Unlike other industries, account-takeover attacks are more common for social media, with logins twice as likely to be attacked than account registrations. This is driven by the fraudsters looking to harvest rich personal data from the accounts of legitimate users, according to Arkose.
“The extremely high attack rate on social-media logins is indicative of the value placed on the data fraudsters extract from compromised social accounts,” said Kevin Gosschalk, CEO of Arkose, in a media statement. “Because more than 50 percent of social media logins are fraud, we know that fraudsters are using large-scale bots to launch attacks on social-media platforms with the goal of disseminating spam, stealing information, spreading social propaganda and executing social-engineering campaigns targeting trusting consumers.”
From an overall digital fraud perspective, Arkose examined more than 1.2 billion transactions spanning account registrations, logins and payments from financial services, e-commerce, travel, social media, gaming and entertainment industries, and found that one in 10 transactions overall are malicious, ranging from automated bots to humans carrying out scams.
Bots vs. Humans
Automated attacks represent the bulk of the traffic, according to the report, ranging from large-scale account validation attacks, to bots blocking seats on an airline to scripted attacks that scrape user data and inventory.
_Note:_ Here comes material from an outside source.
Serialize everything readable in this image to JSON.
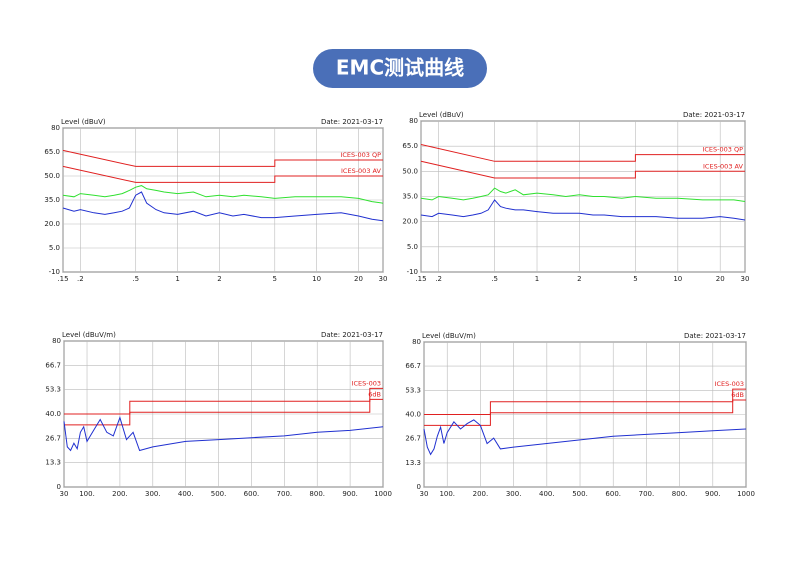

This varies by geography and industry though: Further analysis found that most attacks from China (59.3 percent) are human-driven, which is more than four times higher than the U.S., Russia, the Philippines, and Indonesia.
Unlike bot traffic, inauthentic human traffic is harder to detect as human behavior is unpredictable and highly nuanced.
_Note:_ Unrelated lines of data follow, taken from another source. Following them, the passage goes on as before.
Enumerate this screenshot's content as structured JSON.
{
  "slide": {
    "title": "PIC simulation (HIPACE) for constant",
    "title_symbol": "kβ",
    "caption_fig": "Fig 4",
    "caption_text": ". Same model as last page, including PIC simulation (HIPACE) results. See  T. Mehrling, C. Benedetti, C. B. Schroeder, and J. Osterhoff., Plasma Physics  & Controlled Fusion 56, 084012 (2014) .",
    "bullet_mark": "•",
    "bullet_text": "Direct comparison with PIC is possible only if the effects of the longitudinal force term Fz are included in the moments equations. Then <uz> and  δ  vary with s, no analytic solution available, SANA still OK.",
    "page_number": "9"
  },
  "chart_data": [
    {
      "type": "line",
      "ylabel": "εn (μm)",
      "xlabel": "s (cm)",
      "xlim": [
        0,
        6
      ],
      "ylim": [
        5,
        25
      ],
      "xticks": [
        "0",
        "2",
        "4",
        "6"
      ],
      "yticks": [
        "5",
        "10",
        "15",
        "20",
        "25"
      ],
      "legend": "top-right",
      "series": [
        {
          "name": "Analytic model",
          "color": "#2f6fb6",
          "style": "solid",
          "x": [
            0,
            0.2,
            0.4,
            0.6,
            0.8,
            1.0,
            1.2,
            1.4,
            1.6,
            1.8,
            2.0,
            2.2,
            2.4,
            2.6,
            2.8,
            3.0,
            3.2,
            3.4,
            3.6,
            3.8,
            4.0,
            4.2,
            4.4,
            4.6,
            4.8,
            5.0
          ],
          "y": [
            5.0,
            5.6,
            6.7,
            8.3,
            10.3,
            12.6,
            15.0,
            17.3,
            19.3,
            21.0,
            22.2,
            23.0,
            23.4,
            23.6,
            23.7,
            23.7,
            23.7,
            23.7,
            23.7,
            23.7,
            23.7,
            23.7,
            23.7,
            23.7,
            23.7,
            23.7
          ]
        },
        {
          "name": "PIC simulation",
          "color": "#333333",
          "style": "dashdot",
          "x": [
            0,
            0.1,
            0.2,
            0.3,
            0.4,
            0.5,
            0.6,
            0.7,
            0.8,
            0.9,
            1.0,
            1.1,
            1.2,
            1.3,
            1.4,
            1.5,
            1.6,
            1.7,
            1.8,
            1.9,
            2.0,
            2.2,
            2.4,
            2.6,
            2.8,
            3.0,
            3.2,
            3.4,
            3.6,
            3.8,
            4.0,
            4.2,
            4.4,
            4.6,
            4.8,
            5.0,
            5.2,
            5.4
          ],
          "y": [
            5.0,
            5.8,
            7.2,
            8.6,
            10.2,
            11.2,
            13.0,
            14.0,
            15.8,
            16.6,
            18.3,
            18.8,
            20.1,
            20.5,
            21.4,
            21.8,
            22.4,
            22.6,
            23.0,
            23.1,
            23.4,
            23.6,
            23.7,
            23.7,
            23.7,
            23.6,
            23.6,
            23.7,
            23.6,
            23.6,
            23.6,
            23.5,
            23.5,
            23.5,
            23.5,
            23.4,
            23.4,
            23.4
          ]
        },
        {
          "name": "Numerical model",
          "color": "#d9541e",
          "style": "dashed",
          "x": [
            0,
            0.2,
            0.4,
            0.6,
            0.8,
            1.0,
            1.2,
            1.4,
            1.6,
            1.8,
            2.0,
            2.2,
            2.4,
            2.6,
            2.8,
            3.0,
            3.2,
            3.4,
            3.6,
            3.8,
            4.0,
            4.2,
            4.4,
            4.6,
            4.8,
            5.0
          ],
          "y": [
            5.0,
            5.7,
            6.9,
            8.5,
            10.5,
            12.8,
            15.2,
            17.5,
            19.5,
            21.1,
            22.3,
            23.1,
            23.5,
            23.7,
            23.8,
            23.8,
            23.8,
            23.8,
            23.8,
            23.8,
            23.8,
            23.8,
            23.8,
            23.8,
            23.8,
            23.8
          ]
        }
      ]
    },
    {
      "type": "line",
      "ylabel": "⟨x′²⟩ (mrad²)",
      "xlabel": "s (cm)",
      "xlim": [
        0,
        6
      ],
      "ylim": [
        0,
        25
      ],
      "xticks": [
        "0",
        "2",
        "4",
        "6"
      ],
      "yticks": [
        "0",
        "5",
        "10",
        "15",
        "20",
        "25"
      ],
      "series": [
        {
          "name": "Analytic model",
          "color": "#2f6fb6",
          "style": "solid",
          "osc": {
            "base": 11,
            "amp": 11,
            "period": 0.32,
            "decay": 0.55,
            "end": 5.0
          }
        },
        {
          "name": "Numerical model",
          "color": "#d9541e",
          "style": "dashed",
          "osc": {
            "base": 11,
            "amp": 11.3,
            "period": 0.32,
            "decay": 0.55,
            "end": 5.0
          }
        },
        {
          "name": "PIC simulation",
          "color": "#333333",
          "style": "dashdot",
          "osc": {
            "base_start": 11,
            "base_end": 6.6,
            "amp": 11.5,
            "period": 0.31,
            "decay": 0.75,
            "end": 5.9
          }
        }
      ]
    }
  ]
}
“Sometimes fraudsters have to rely on humans to carry out attacks; these attacks cost more, but the value they can extract from the attack makes the investment worthwhile,” said Vanita Pandey, vice president of strategy at Arkose Labs, in a media statement. “Developing economies are quickly becoming fraud hubs because they have easy access to sophisticated tools, cheap manual labor and good economic incentives associated with online fraud.”
Attacks by Industry
The report pinpointed some interesting vertical trends: For one, payment transactions in the travel industry are 10 times more likely to be attacked; and, the retail industry experiences the highest volume of human driven attacks, with more than half of attacks being human-driven.
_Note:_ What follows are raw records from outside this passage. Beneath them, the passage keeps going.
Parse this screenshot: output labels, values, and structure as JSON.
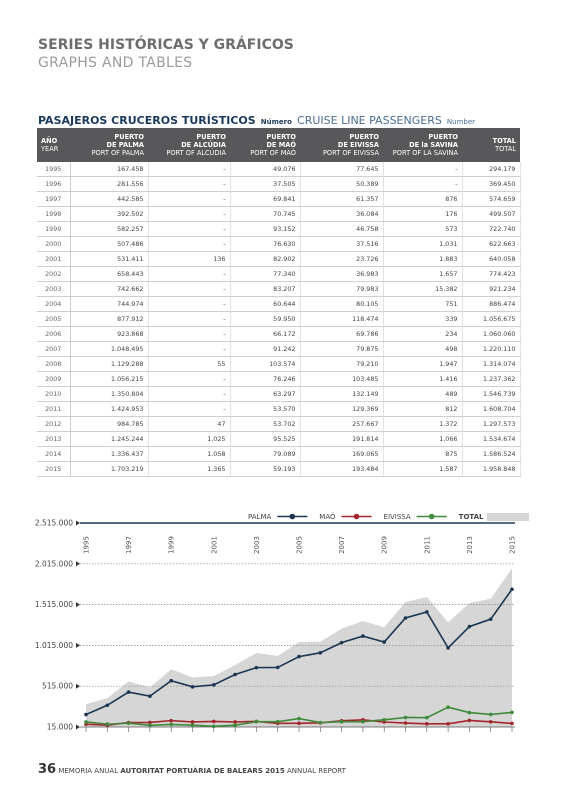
{
  "header": {
    "title": "SERIES HISTÓRICAS Y GRÁFICOS",
    "subtitle": "GRAPHS AND TABLES"
  },
  "table_title": {
    "es": "PASAJEROS CRUCEROS TURÍSTICOS",
    "es_unit": "Número",
    "en": "CRUISE LINE PASSENGERS",
    "en_unit": "Number"
  },
  "table": {
    "columns": [
      {
        "es": [
          "AÑO"
        ],
        "en": "YEAR"
      },
      {
        "es": [
          "PUERTO",
          "DE PALMA"
        ],
        "en": "PORT OF PALMA"
      },
      {
        "es": [
          "PUERTO",
          "DE ALCÚDIA"
        ],
        "en": "PORT OF ALCÚDIA"
      },
      {
        "es": [
          "PUERTO",
          "DE MAÓ"
        ],
        "en": "PORT OF MAÓ"
      },
      {
        "es": [
          "PUERTO",
          "DE EIVISSA"
        ],
        "en": "PORT OF EIVISSA"
      },
      {
        "es": [
          "PUERTO",
          "DE la SAVINA"
        ],
        "en": "PORT OF LA SAVINA"
      },
      {
        "es": [
          "TOTAL"
        ],
        "en": "TOTAL"
      }
    ],
    "rows": [
      [
        "1995",
        "167.458",
        "-",
        "49.076",
        "77.645",
        "-",
        "294.179"
      ],
      [
        "1996",
        "281.556",
        "-",
        "37.505",
        "50.389",
        "-",
        "369.450"
      ],
      [
        "1997",
        "442.585",
        "-",
        "69.841",
        "61.357",
        "876",
        "574.659"
      ],
      [
        "1998",
        "392.502",
        "-",
        "70.745",
        "36.084",
        "176",
        "499.507"
      ],
      [
        "1999",
        "582.257",
        "-",
        "93.152",
        "46.758",
        "573",
        "722.740"
      ],
      [
        "2000",
        "507.486",
        "-",
        "76.630",
        "37.516",
        "1.031",
        "622.663"
      ],
      [
        "2001",
        "531.411",
        "136",
        "82.902",
        "23.726",
        "1.883",
        "640.058"
      ],
      [
        "2002",
        "658.443",
        "-",
        "77.340",
        "36.983",
        "1.657",
        "774.423"
      ],
      [
        "2003",
        "742.662",
        "-",
        "83.207",
        "79.983",
        "15.382",
        "921.234"
      ],
      [
        "2004",
        "744.974",
        "-",
        "60.644",
        "80.105",
        "751",
        "886.474"
      ],
      [
        "2005",
        "877.912",
        "-",
        "59.950",
        "118.474",
        "339",
        "1.056.675"
      ],
      [
        "2006",
        "923.868",
        "-",
        "66.172",
        "69.786",
        "234",
        "1.060.060"
      ],
      [
        "2007",
        "1.048.495",
        "-",
        "91.242",
        "79.875",
        "498",
        "1.220.110"
      ],
      [
        "2008",
        "1.129.288",
        "55",
        "103.574",
        "79.210",
        "1.947",
        "1.314.074"
      ],
      [
        "2009",
        "1.056.215",
        "-",
        "76.246",
        "103.485",
        "1.416",
        "1.237.362"
      ],
      [
        "2010",
        "1.350.804",
        "-",
        "63.297",
        "132.149",
        "489",
        "1.546.739"
      ],
      [
        "2011",
        "1.424.953",
        "-",
        "53.570",
        "129.369",
        "812",
        "1.608.704"
      ],
      [
        "2012",
        "984.785",
        "47",
        "53.702",
        "257.667",
        "1.372",
        "1.297.573"
      ],
      [
        "2013",
        "1.245.244",
        "1.025",
        "95.525",
        "191.814",
        "1.066",
        "1.534.674"
      ],
      [
        "2014",
        "1.336.437",
        "1.058",
        "79.089",
        "169.065",
        "875",
        "1.586.524"
      ],
      [
        "2015",
        "1.703.219",
        "1.365",
        "59.193",
        "193.484",
        "1.587",
        "1.958.848"
      ]
    ]
  },
  "chart_data": {
    "type": "line",
    "x": [
      1995,
      1996,
      1997,
      1998,
      1999,
      2000,
      2001,
      2002,
      2003,
      2004,
      2005,
      2006,
      2007,
      2008,
      2009,
      2010,
      2011,
      2012,
      2013,
      2014,
      2015
    ],
    "xlim": [
      1995,
      2015
    ],
    "xticks": [
      1995,
      1997,
      1999,
      2001,
      2003,
      2005,
      2007,
      2009,
      2011,
      2013,
      2015
    ],
    "ylim": [
      15000,
      2515000
    ],
    "yticks": [
      {
        "value": 15000,
        "label": "15.000"
      },
      {
        "value": 515000,
        "label": "515.000"
      },
      {
        "value": 1015000,
        "label": "1.015.000"
      },
      {
        "value": 1515000,
        "label": "1.515.000"
      },
      {
        "value": 2015000,
        "label": "2.015.000"
      },
      {
        "value": 2515000,
        "label": "2.515.000"
      }
    ],
    "grid": true,
    "series": [
      {
        "name": "PALMA",
        "color": "#1c3550",
        "values": [
          167458,
          281556,
          442585,
          392502,
          582257,
          507486,
          531411,
          658443,
          742662,
          744974,
          877912,
          923868,
          1048495,
          1129288,
          1056215,
          1350804,
          1424953,
          984785,
          1245244,
          1336437,
          1703219
        ]
      },
      {
        "name": "MAÓ",
        "color": "#a3262c",
        "values": [
          49076,
          37505,
          69841,
          70745,
          93152,
          76630,
          82902,
          77340,
          83207,
          60644,
          59950,
          66172,
          91242,
          103574,
          76246,
          63297,
          53570,
          53702,
          95525,
          79089,
          59193
        ]
      },
      {
        "name": "EIVISSA",
        "color": "#3f8a3c",
        "values": [
          77645,
          50389,
          61357,
          36084,
          46758,
          37516,
          23726,
          36983,
          79983,
          80105,
          118474,
          69786,
          79875,
          79210,
          103485,
          132149,
          129369,
          257667,
          191814,
          169065,
          193484
        ]
      },
      {
        "name": "TOTAL",
        "color": "#d6d6d6",
        "style": "area",
        "values": [
          294179,
          369450,
          574659,
          499507,
          722740,
          622663,
          640058,
          774423,
          921234,
          886474,
          1056675,
          1060060,
          1220110,
          1314074,
          1237362,
          1546739,
          1608704,
          1297573,
          1534674,
          1586524,
          1958848
        ]
      }
    ]
  },
  "footer": {
    "page": "36",
    "left": "MEMORIA ANUAL",
    "org": "AUTORITAT PORTUÀRIA DE BALEARS 2015",
    "right": "ANNUAL REPORT"
  }
}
The travel industry attacks are mainly coming from automated bots looking to block inventory, leading to denial of inventory attacks or a significant increases in ticket prices. They’re also looking to steal hard-customer loyalty points, which can be liquidated into cash. Overall, Arkose Labs found that almost 10 percent of all login attempts on travel sites and 46 percent of all payment transactions for travel are fraud.
As for retail, the sector is on the cusp of the most-attacked time of the year.
“As we head into the holiday season, this is critical for the retail industry, which sees high volumes of seasonal and human driven fraud,” said Pandey. “Right now, fraudsters are actively preparing to launch large-scale attacks on retail vendors during the holidays by validating and testing stolen gift cards and identities compromised in recent breaches. The long-term solution to this problem is not rooted in applying new defenses — because fraud will continue to evolve — but rather to break the economics of the attack and eliminate a fraudster’s financial incentive.”
Meanwhile, the technology segment is heavily targeted by human click-farms and sweatshops, which employ a large group of low-paid workers hired specifically to make fraudulent transactions or create fake accounts, the report found. In fact, 43 percent of all attacks on tech companies are human driven and account registrations for tech companies are four times more likely to be attacks than logins.
According to the report, the U.S., Russia, the Philippines, the UK and Indonesia have emerged as the top originators of attacks, with the Philippines as the single biggest attack originator for both automated and human-driven attacks. The U.S. is a distant second.